Virus-specific information needed for disinfection can be derived automatically by anti-virus researchers, at least for relatively simple viruses. Goat files with different properties can be deliberately infected, and the resulting corpus of infected files can be compared to the originals.

This comparison can reveal where a virus puts itself in an infected file, how the virus gets control, and where any relocated bytes from the original file may be found. This can be likened to a chosen-plaintext attack in cryptography.

  • Virus-behavior-specific. Rather than customize disinfection to individual viruses, disinfection can be attempted based on assumptions about viral behavior. For prepending viruses, or appenders that gain control by modifying the program header, disinfection is a matter of: restoring the original program header; moving the original file contents back to their original location.

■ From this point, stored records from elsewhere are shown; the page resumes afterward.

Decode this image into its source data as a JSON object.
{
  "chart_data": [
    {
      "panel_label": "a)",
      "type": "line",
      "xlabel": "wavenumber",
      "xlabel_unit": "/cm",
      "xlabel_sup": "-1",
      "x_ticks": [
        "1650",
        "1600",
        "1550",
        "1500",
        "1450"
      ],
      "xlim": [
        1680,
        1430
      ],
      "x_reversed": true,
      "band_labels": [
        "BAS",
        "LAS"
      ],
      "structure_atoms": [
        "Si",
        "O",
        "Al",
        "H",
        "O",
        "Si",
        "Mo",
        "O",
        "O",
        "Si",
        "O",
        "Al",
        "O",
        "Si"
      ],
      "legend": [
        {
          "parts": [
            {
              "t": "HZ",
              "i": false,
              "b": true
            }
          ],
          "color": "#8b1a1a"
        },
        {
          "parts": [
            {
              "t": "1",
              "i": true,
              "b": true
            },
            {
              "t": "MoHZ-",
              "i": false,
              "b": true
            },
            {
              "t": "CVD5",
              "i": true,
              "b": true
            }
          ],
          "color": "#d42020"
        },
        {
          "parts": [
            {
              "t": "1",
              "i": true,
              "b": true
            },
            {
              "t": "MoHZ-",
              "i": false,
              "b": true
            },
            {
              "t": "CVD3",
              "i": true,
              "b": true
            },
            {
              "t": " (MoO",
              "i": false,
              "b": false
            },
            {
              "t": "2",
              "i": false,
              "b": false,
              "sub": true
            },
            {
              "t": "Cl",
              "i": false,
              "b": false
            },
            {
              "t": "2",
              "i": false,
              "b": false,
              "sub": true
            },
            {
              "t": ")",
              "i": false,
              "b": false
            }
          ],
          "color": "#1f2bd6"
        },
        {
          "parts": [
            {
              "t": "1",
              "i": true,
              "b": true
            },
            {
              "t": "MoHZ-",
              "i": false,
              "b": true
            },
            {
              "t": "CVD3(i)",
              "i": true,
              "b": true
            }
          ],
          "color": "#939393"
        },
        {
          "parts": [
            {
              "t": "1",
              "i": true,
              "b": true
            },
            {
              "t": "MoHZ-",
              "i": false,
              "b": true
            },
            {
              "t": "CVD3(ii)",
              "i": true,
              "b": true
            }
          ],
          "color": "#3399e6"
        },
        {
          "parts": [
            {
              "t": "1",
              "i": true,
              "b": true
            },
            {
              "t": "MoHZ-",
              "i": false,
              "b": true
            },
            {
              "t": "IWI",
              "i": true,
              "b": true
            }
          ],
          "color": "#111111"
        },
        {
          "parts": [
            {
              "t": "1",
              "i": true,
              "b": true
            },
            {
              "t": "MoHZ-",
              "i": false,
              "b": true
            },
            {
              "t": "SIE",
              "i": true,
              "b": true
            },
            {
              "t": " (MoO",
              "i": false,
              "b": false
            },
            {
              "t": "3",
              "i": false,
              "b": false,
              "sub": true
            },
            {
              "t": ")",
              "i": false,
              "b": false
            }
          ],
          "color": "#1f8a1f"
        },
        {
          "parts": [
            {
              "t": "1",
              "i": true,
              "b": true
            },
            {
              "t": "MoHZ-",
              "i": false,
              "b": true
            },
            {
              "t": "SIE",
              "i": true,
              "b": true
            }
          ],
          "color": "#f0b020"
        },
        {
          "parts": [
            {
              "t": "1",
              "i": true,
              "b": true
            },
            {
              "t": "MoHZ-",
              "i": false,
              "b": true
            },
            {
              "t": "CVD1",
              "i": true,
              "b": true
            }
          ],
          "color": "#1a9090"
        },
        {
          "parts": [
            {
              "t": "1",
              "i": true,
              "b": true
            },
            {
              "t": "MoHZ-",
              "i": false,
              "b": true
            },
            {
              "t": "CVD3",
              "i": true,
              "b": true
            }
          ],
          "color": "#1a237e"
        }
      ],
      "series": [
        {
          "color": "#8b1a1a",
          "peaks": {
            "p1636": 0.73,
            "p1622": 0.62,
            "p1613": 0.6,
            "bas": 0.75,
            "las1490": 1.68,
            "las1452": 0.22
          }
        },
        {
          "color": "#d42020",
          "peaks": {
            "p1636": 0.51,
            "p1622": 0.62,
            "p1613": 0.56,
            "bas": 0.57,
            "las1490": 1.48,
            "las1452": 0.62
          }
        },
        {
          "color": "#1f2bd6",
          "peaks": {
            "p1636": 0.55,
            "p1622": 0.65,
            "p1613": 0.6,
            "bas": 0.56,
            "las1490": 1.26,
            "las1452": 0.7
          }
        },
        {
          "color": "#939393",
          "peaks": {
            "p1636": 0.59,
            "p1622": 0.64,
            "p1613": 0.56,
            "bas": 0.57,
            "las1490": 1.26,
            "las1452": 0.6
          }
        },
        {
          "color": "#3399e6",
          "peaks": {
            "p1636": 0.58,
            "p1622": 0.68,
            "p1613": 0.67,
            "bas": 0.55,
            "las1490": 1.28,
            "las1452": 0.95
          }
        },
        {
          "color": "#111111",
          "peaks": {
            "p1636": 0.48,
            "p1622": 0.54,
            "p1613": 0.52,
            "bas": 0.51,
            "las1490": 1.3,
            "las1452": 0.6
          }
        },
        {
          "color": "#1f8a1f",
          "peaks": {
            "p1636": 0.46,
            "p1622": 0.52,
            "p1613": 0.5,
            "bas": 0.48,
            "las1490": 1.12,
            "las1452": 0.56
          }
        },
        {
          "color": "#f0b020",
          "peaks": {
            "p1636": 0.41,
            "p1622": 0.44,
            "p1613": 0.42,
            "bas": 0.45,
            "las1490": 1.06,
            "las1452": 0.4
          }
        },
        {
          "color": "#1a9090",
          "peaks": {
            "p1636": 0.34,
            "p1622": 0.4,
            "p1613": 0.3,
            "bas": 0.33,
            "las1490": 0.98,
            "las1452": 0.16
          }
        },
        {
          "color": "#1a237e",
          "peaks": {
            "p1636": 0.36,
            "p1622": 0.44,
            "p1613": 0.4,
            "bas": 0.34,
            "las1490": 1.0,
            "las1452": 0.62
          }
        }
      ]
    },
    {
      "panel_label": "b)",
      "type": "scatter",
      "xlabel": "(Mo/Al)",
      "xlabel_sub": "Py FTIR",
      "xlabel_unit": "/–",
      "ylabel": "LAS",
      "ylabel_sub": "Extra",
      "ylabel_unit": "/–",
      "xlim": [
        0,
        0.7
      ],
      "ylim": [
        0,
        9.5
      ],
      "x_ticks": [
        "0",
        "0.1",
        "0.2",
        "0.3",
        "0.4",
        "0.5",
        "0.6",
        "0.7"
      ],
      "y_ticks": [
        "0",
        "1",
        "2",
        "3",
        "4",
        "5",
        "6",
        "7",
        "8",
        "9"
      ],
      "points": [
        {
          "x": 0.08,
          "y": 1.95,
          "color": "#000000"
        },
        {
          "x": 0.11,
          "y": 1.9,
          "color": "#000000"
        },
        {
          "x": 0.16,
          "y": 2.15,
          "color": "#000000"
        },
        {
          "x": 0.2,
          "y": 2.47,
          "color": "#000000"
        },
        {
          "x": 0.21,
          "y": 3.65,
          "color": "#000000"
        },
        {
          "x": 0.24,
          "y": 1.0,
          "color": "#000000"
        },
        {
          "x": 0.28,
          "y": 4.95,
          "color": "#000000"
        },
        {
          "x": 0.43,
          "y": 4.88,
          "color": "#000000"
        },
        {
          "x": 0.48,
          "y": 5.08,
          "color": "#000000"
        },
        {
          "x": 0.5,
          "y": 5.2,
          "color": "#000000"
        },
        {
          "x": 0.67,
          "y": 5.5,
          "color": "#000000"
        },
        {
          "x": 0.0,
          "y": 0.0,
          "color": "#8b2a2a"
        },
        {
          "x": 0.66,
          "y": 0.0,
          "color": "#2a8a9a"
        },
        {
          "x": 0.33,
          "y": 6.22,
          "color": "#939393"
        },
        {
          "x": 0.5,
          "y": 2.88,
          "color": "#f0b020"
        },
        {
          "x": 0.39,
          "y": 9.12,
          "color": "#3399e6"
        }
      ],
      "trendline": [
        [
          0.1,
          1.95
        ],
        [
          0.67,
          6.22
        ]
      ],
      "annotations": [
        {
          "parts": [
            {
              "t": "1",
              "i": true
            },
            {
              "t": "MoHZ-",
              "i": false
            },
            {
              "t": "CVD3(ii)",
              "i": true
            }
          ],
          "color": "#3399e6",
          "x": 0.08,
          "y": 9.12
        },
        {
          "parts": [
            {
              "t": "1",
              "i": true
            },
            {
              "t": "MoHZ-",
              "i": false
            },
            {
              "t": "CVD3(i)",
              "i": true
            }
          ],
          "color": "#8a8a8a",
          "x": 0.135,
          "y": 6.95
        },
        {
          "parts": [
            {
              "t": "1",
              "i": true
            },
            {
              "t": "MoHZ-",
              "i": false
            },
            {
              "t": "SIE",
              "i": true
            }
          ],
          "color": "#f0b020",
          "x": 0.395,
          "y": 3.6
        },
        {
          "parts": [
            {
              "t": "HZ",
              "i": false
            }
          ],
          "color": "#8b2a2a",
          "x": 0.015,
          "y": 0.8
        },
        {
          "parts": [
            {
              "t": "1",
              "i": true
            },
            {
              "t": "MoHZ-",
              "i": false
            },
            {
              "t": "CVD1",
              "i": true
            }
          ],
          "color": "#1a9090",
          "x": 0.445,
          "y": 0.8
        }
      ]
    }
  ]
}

Anti-virus software can store some information in advance for each executable file on an uninfected system which can be used later for disinfection. The necessary information to store is the program header, the file length, and a checksum of the executable file's contents sans header.

This disinfection technique integrates well with integrity checkers, since integrity checkers store roughly the same information anyway. For an infected file, the saved program header can be immediately restored.

The tricky part is determining where the original file contents reside, because a prepending virus may have shifted them from their original location in the file.

The disinfector knows the checksum of the original file contents, however - it can iterate over the infected file, checksumming the same number of bytes as were used for the original checksum (the uninfected file length minus the header length).

If the new checksum matches the stored checksum, then the original file contents have been located and can be restored. The number of checksum iterations needed in the worst case is equivalent to the added length of the virus, the difference between the lengths of the infected and uninfected files.

This method naturally enjoys several built-in safety checks which guard against situations where this disinfection method is inapplicable. The computed virus length can be checked for too-small, or even negative, values. Failure to match the stored checksum in the prescribed number of iterations also flags inapplicability.

  • Using the virus' code:
  • Stealth viruses happily supply the uninfected contents of a file. Antivirus software can exploit this to disinfect a stealth virus by simply asking the virus for the file's contents.
  • Generic disinfection methods assume that the virus will eventually restore and jump to the code it infected. A generic disinfector executes the virus under controlled conditions, watching for the original code to be restored by the virus on the disinfector's behalf.

Cruder disinfection can be done by zeroing out the virus, or simply deleting the infected file. This will eradicate the virus, but won't restore the system at all.